For details, see the analysis notebook. These figures are included in the manuscript as Supp. Fig. 6b,c.
- channel order: "AGTC"
- magnification: images were taken at 63x oil objective and pixel size is 0.103 µm
| Segment | vRNA/mRNA | Code |
|---|---|---|
| PB2 | vRNA | TT |
| PB1 | vRNA | TG |
| PA | vRNA | TC |
| HA | vRNA | TA |
| NP | vRNA | GT |
| NA | vRNA | GG |
| M | vRNA | GC |
| NS | vRNA | GA |
| PB2 | mRNA | CT |
| PB1 | mRNA | CG |
| PA | mRNA | CC |
| HA | mRNA | CA |
| NP | mRNA | AT |
| NA | mRNA | AG |
| M | mRNA | AC |
| NS | mRNA | AA |
The molecule and segment counts, relative abundances and ambiguous spots were analysed by MOI and hpi, separately for nucleus and cytoplasm.
For details, see the analysis notebook. These figures are included in the manuscript as Fig. 5c,d and Supp. Fig. 7a,b, and 9a,b respectively.
The temporal correlation analysis of single segment mRNA expression with total vRNA abundance revealed a high correlation of the M segment.
For details, see the analysis notebook. This figure is included in the manuscript as Supp. Fig. 8.

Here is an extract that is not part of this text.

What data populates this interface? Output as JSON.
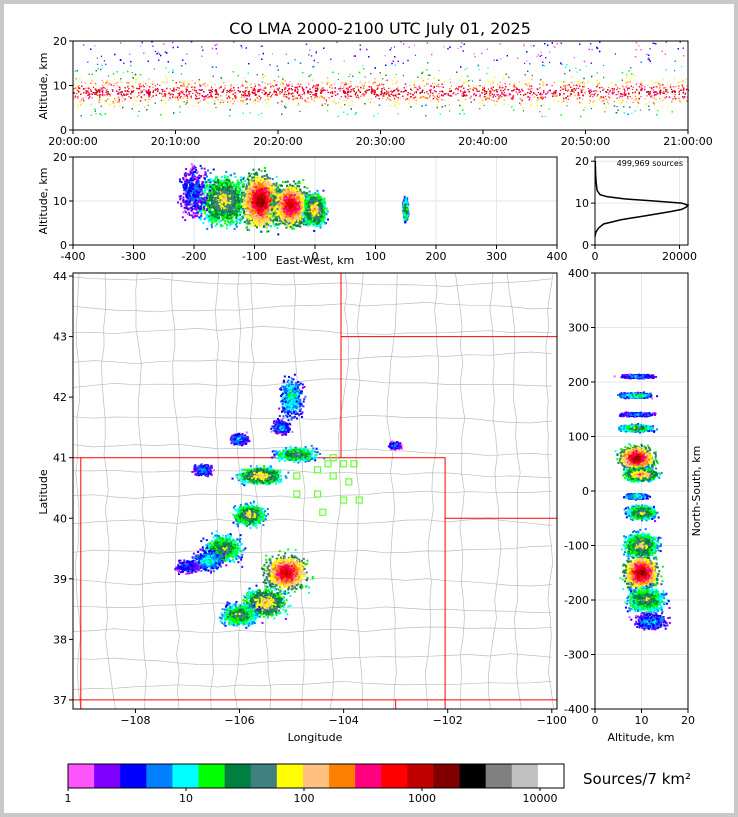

The single-cell analysis reveals extensive cell-to-cell heterogeneity. A substantial proportion of cells fails to replicate all vRNA segments. Cells missing either component of the polymerase complex vRNA segments or NP are associated with very low replication of the vRNA.
For details, see the analysis notebook. The results of the linear modelling are included in Table 2 in the manuscript. These figures are included in the manuscript as Fig. 6b,c,d,e and Supp. Fig. 10a,b, and 12a,b respectively.